The Godfather of Surgery

Chapter 194 Silent rescue

After the small class of unpacking surgery, everyone was still not satisfied, and asked to play the surgery pictures a little slower.

The thoracic cavity is split from the middle of the sternum and opened to both sides, and the spine is explored from front to back, all the way to the back side, with no dead ends and no omissions; similarly, the abdomen is also a longitudinal incision, fully opened to both sides, fully revealing the injury site .

There are two short nails on the wooden stake in this case, and the nails hooked through the abdominal aorta. Looking at the pictures, when the injured part of the aorta was exposed, the nails were still hooked in the abdominal aorta.

The picture of the abdominal aorta injury was enlarged, and everyone was frightened and sighed. If the stake was pulled out directly, the nail would continue to pull the aorta, and the patient who breathed a breath would die instantly due to massive blood loss, and there was no chance for surgery at all.

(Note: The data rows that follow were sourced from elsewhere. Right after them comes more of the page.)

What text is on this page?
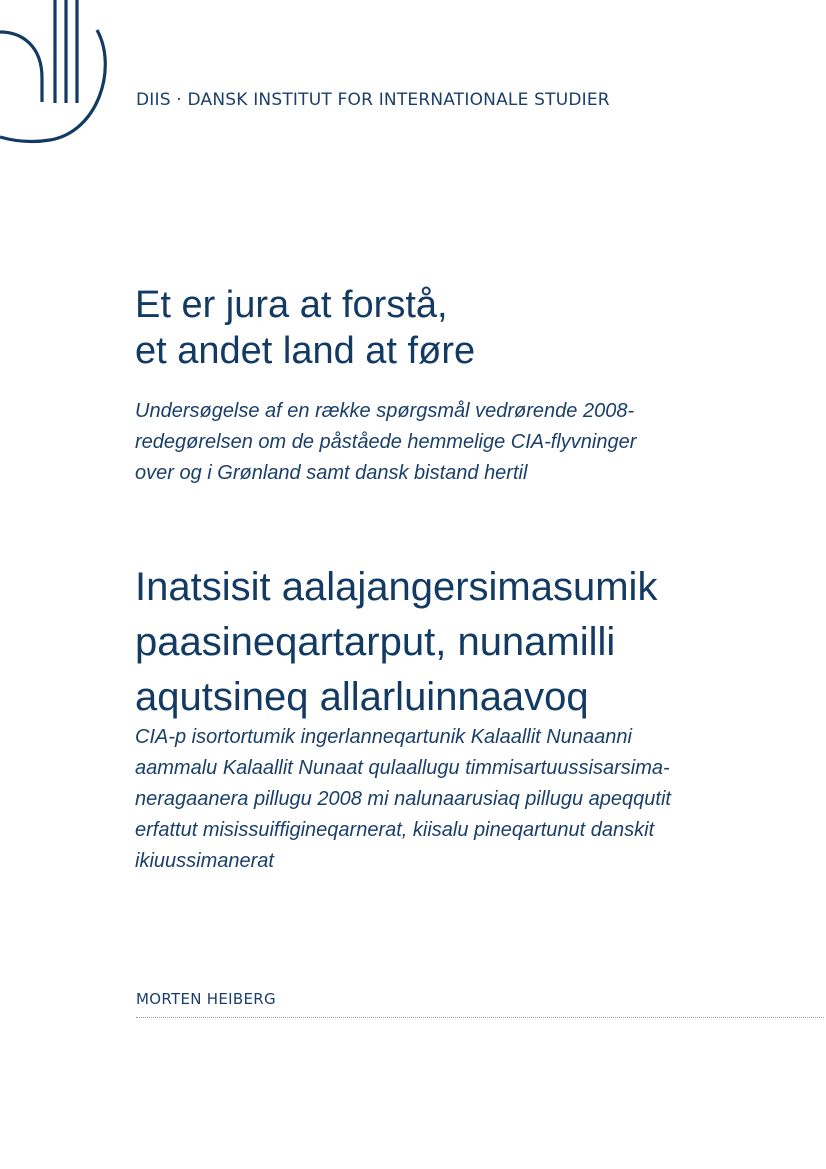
DIIS · DANSK INSTITUT FOR INTERNATIONALE STUDIER
Et er jura at forstå,
et andet land at føre

Undersøgelse af en række spørgsmål vedrørende 2008-
redegørelsen om de påståede hemmelige CIA-flyvninger
over og i Grønland samt dansk bistand hertil

Inatsisit aalajangersimasumik
paasineqartarput, nunamilli
aqutsineq allarluinnaavoq

CIA-p isortortumik ingerlanneqartunik Kalaallit Nunaanni
aammalu Kalaallit Nunaat qulaallugu timmisartuussisarsima-
neragaanera pillugu 2008 mi nalunaarusiaq pillugu apeqqutit
erfattut misissuiffigineqarnerat, kiisalu pineqartunut danskit
ikiuussimanerat

MORTEN HEIBERG
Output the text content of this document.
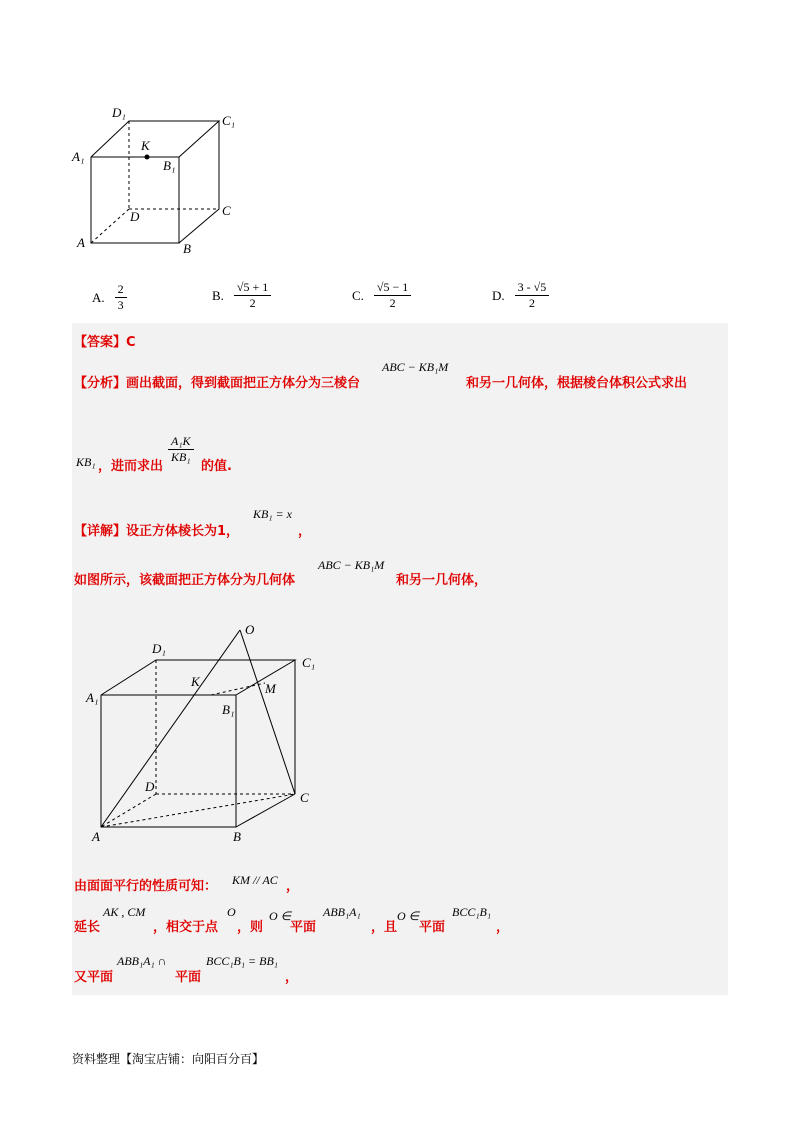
D₁
C₁
A₁
K
B₁
D	C
A	B
A. $\frac{2}{3}$	B. $\frac{√5 + 1}{2}$	C. $\frac{√5 - 1}{2}$	D. $\frac{3 - √5}{2}$
【答案】C
【分析】画出截面，得到截面把正方体分为三棱台
ABC − KB₁M
和另一几何体，根据棱台体积公式求出
KB₁ ，进而求出
$\frac{\text{A₁K}}{\text{KB₁}}$
的值.
【详解】设正方体棱长为1，
KB₁ = x
，
如图所示，该截面把正方体分为几何体
ABC − KB₁M
和另一几何体，
O
D₁
C₁
K	M
A₁
B₁
D
C
A	B
由面面平行的性质可知： KM // AC ，
延长
AK , CM
，相交于点
O
，则
O ∈
平面
ABB₁A₁
，且
O ∈
平面
BCC₁B₁
，
又平面
ABB₁A₁ ∩
平面
BCC₁B₁ = BB₁
，
资料整理【淘宝店铺：向阳百分百】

Time is life! This kind of surgery can decide life and death in one second! Yang Ping added while standing on the podium.

Hurry, hurry, hurry! It's the rhythm of this rescue operation.

Countless places are bleeding, just like countless faucets are broken, all spraying water, it is impossible to turn off all of them at the same time, it is necessary to make a judgment as to which one to turn off first.

Turn off the fastest spray first, and then turn off the latter ones in turn. That's the way of thinking. This is the priority of surgery.

After solving the sequence problem, the next step is how to stop the bleeding. For example, if the spleen is ruptured, a splenectomy is performed. Before the removal, it still has to bleed. In order to reduce the bleeding and control the risk to a minimum, vascular occlusion surgery appears, which solves this problem. contradiction.

Like so many faucets spraying water, I also know which one to close first and which one to close later. But no way, there is water everywhere, I can't see where the taps are at all? It's hard to see clearly, and I'm in a hurry, and I can't be busy.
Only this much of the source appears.